What the Law Actually Says
Here’s the thing about cockfighting in Texas — it isn’t some legal gray area. The state explicitly prohibits it under the Texas Penal Code, and it defines torture broadly: any act that causes unjustifiable pain qualifies, according to legal analysis published by the Texas Tech Law Review. Punishments vary depending on severity. On the lower end, offenders face up to one year in jail and a $4,000 fine. On the higher end — say, for running an organized operation — that climbs to 10 years in prison and a $10,000 fine, as outlined by Dallas County’s animal cruelty division.
Other states take an even harder line. In North Carolina, for example, malicious torture or cruel beating of an animal isn’t just a misdemeanor — it’s a Class H felony. The statute is blunt about it: “If any person shall maliciously torture, mutilate, maim, cruelly beat, disfigure, poison, or kill… any animal, every such offender shall for every such offense be guilty of a Class H felony,” as the state’s animal cruelty code reads. Cockfighting itself carries a separate misdemeanor charge on top of that.
Federal Law Exists. Enforcement Is Another Story.
How bad is the gap between law and reality? Pretty bad, it turns out. Federal statutes prohibit egregious animal cruelty including cockfighting — but between 2015 and 2019, fewer than 200 defendants were charged under those laws nationwide, according to data compiled by the Center for a Humane Economy.
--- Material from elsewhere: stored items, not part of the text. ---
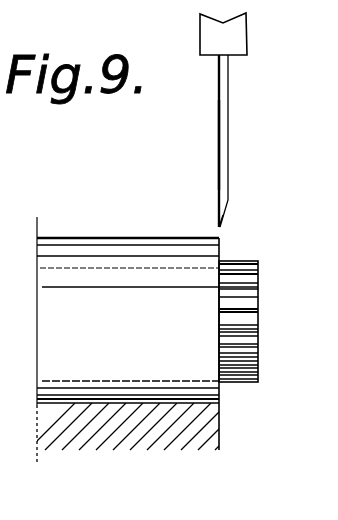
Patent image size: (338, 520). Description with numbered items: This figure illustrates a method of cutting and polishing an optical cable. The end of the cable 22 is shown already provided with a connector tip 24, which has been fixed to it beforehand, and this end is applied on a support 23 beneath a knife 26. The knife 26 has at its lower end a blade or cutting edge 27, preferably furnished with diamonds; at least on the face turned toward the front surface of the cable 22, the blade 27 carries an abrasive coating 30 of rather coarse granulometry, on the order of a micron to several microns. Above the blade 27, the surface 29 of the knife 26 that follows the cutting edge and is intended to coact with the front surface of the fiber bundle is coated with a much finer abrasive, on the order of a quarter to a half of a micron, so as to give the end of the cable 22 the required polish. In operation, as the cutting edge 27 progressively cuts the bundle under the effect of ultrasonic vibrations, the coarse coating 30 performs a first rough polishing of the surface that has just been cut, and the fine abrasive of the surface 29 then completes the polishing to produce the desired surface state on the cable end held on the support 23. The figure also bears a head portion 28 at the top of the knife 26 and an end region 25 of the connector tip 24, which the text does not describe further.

The cable 22 is at (242, 387).
The support 23 is at (187, 455).
The connector tip 24 is at (119, 283).
The end portion 25 is at (248, 300).
The knife 26 is at (228, 128).
The blade or cutting edge 27 is at (220, 227).
The needle head 28 is at (233, 33).
The surface of the knife 29 is at (218, 143).
The abrasive coating 30 is at (174, 214).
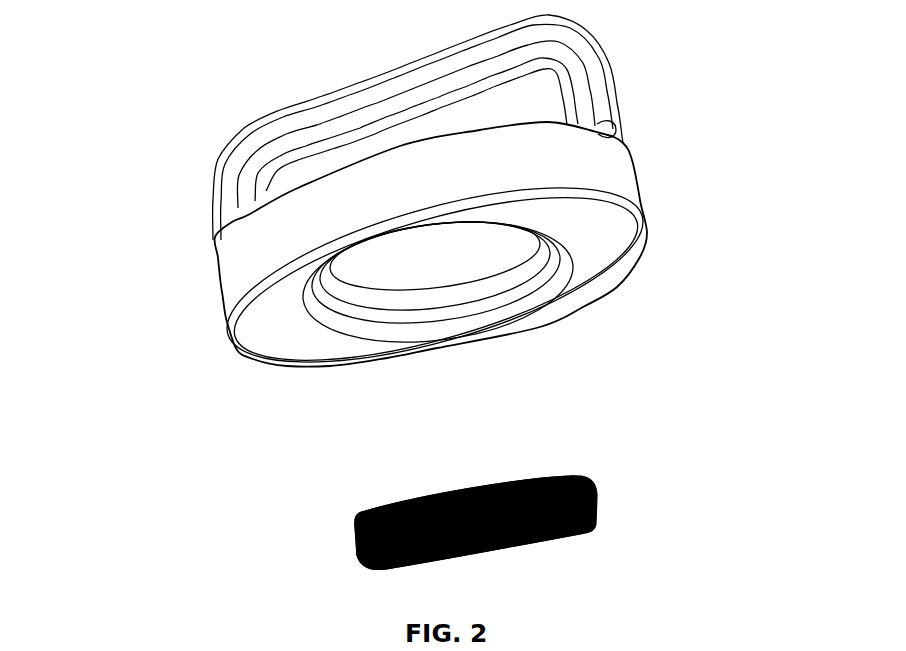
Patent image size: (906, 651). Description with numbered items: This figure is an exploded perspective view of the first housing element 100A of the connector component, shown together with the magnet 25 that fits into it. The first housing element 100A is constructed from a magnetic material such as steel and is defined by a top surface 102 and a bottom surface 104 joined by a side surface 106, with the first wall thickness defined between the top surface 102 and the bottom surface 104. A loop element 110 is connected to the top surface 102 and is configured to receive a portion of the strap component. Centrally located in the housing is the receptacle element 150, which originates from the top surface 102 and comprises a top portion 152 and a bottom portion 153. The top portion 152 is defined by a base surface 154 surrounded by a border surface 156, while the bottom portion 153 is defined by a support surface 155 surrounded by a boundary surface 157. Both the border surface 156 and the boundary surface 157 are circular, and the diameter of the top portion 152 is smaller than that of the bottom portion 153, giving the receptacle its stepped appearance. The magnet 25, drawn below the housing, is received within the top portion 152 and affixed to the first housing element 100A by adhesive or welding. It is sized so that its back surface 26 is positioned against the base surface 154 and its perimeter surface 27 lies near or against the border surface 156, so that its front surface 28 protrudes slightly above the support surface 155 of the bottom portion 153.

The first housing element 100A is at (193, 128).
The top surface 102 is at (547, 123).
The bottom surface 104 is at (618, 250).
The side surface 106 is at (253, 243).
The loop element 110 is at (403, 100).
The receptacle element 150 is at (463, 293).
The top portion 152 is at (413, 268).
The bottom portion 153 is at (377, 338).
The base surface 154 is at (448, 245).
The support surface 155 is at (323, 292).
The border surface 156 is at (500, 277).
The boundary surface 157 is at (340, 325).
The magnet 25 is at (355, 547).
The back surface 26 is at (533, 478).
The perimeter surface 27 is at (597, 507).
The front surface 28 is at (533, 548).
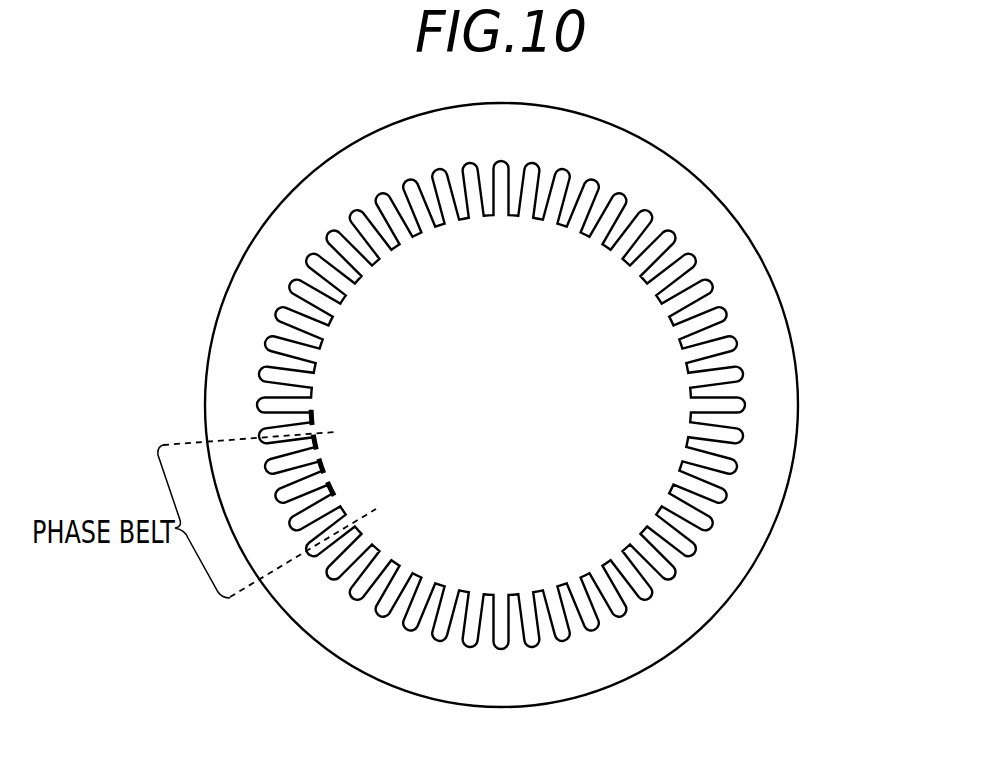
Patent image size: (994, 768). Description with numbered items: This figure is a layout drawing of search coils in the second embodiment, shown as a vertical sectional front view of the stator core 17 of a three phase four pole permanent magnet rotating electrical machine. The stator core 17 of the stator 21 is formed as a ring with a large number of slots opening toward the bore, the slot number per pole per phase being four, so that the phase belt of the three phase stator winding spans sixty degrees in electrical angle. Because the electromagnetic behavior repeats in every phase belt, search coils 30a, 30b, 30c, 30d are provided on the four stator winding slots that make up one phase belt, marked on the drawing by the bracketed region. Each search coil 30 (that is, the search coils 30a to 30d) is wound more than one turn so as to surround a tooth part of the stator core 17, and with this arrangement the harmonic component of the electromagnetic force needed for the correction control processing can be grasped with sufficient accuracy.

That’s across five years, across the entire country. For an activity that animal welfare advocates say operates in the thousands of locations, the prosecution numbers are startlingly thin.
Still, cases like the ones in Parker County and Dallas suggest something may be shifting — at least at the local level. Sheriffs are speaking publicly. Multiple agencies are coordinating. ICE is involved. Whether that momentum translates into sustained enforcement, or whether it fades once the cameras move on, is the real question.
Five hundred birds don’t end up in coops by accident. Someone built this. And for a long time, apparently, someone let it run.